ENNESIMA APOLOGIA DELLA TOSCANA

ENNESIMA APOLOGIA DELLA TOSCANA


Noiosa, monotona, poco originale, tradizionalista, chiamatevi come vi pare perché tanto avete ragione. Sono ancora qui a fare l’apologia della mia terra d’origine (e mica ho finito), la stessa da cui me ne sono andata e sempre la medesima dalla quale non ho alcuna intenzione di perdere dialetto e parlantina. Mi taglierei la lingua piuttosto.

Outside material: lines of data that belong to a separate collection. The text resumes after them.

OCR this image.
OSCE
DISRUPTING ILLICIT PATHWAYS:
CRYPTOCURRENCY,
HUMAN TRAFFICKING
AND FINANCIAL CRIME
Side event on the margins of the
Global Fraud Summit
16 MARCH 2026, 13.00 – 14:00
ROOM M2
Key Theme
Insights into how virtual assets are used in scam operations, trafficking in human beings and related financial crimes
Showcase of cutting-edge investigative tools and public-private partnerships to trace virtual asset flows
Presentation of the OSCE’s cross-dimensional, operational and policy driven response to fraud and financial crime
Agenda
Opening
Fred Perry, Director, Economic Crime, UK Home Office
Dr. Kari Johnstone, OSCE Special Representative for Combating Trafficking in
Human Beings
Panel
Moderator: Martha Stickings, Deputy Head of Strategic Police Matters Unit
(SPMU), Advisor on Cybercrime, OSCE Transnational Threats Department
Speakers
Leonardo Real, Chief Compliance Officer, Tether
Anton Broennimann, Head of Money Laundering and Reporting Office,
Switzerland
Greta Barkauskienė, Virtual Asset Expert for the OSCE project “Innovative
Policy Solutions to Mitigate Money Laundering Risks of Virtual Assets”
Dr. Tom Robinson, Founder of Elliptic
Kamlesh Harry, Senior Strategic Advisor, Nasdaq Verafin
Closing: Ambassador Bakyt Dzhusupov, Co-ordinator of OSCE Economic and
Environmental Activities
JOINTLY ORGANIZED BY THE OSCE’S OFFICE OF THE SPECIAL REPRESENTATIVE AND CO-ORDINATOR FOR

Il punto è che io mica c’entro niente; guardate la prima foto: paesaggio di campagna, verde sotto e azzurro sopra con nuvolette bianche di cotone idrofilo, e sulla destra una macchinina rossa rossa dove vai quanti chilometri farai. Come un disegno delle Scuole Elementari, manca solo una figura materna sulla sinistra. Non ho toccato la macchina, ma ho camminato su quel terreno e ve lo dico: è tutto vero. Quindi, facendo l’apologia di me stessa, ribadisco che non è colpa mia se il tempo di innamoramento di codesti paesaggi è pari a 0,01 millesimi di secondo.

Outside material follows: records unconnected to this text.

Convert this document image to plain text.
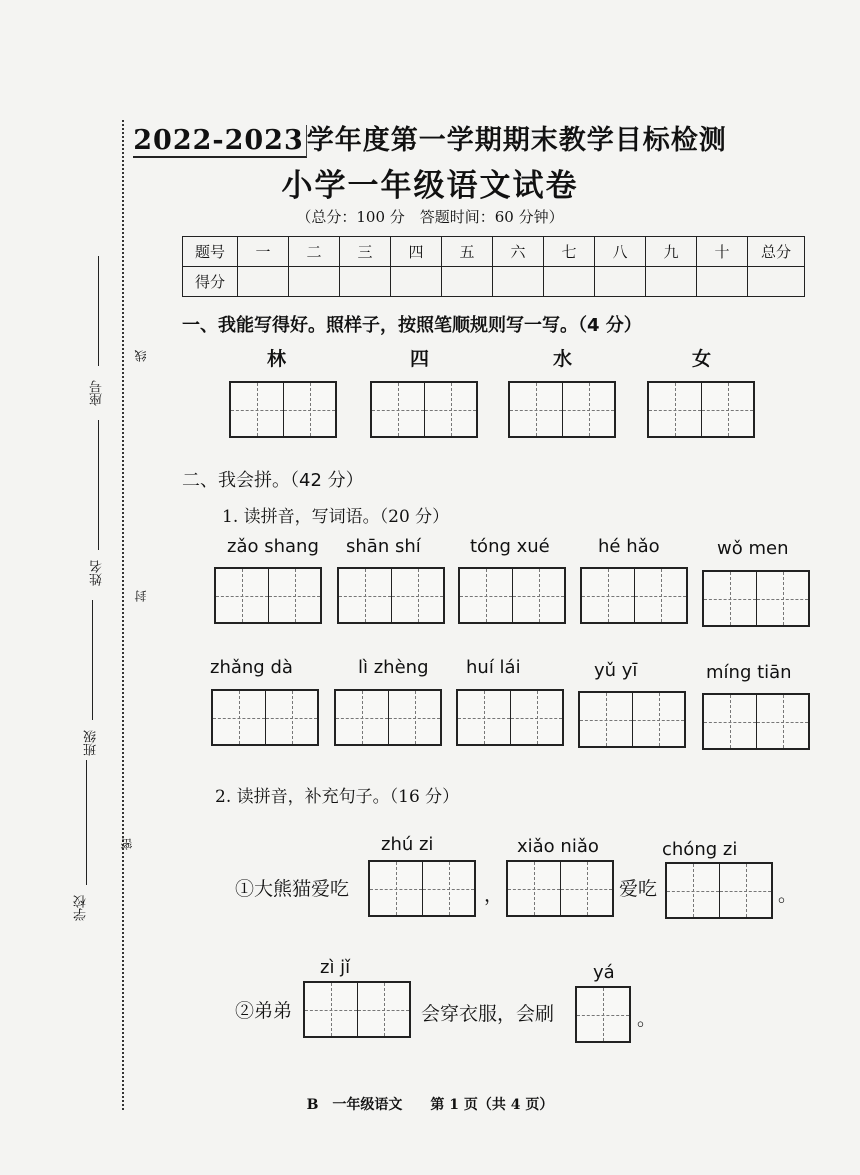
座号
姓名
班级
学校
线
封
密
2022-2023 学年度第一学期期末教学目标检测
小学一年级语文试卷
（总分：100 分　答题时间：60 分钟）
题号	一	二	三	四	五	六	七	八	九	十	总分
得分											
一、我能写得好。照样子，按照笔顺规则写一写。（4 分）
林	四	水	女
二、我会拼。（42 分）
1. 读拼音，写词语。（20 分）
zǎo shang shān shí	tóng xué	hé hǎo	wǒ men
zhǎng dà	lì zhèng huí lái	yǔ yī	míng tiān
2. 读拼音，补充句子。（16 分）
zhú zi	xiǎo niǎo	chóng zi
①大熊猫爱吃	，	爱吃	。
zì jǐ	yá
②弟弟	会穿衣服，会刷	。
B　一年级语文　　第 1 页（共 4 页）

Probabilmente sarà un amore a distanza e molto indipendente, nel senso che meno lo vedo, più lo apprezzo. Poi io sono anche una abbastanza rustica, eh. Sto tutto l’anno a ricevere ospiti che sono rumori di clacson di guidatori stressati e pazzi e a respirare smog, che quando vado da lui i più bei regali sono il rumore delle api e l’aria frizzantina della sera.
Probabilmente non tornerò mai più giù definitivamente, o forse sì, magari avrò un’azienda di olio e vino, un cavallo, due cani e tre gatti. Non ha importanza. La cosa straordinaria è che lì è diverso:     l’emozione di vedere un grattacielo che spunta vanitoso e specchiato a Milano è diverso dal vedere un cartello con su scritto “Bancomat” in mezzo alla campagna.
Pensare che qui ci s’incazza se non si trova il Bancomat della propria banca, lì c‘è quello e basta.
E’ diverso perché qui vedi le bambine che sono già mamme, vestite da grandi e con il passeggino e la propria bambola. vedi una bambola della figlia ormai grande per davvero appesa ad un paletto di legno per allontanare chissà quale animale. c’è un altro tipo di ingegno, ecco.
mi emozionano le stelle, qui no, perché non le vedo, il non fare niente non è perdita di tempo, ma guadagno netto (manco lordo), qui se m’appoggio sul divano un minuto mi pare di buttare via una parte della mia vita, anche se in realtà non ho niente da fare. sto zitta, qui chiacchiero, è come se dovessi sempre riempire i vuoti.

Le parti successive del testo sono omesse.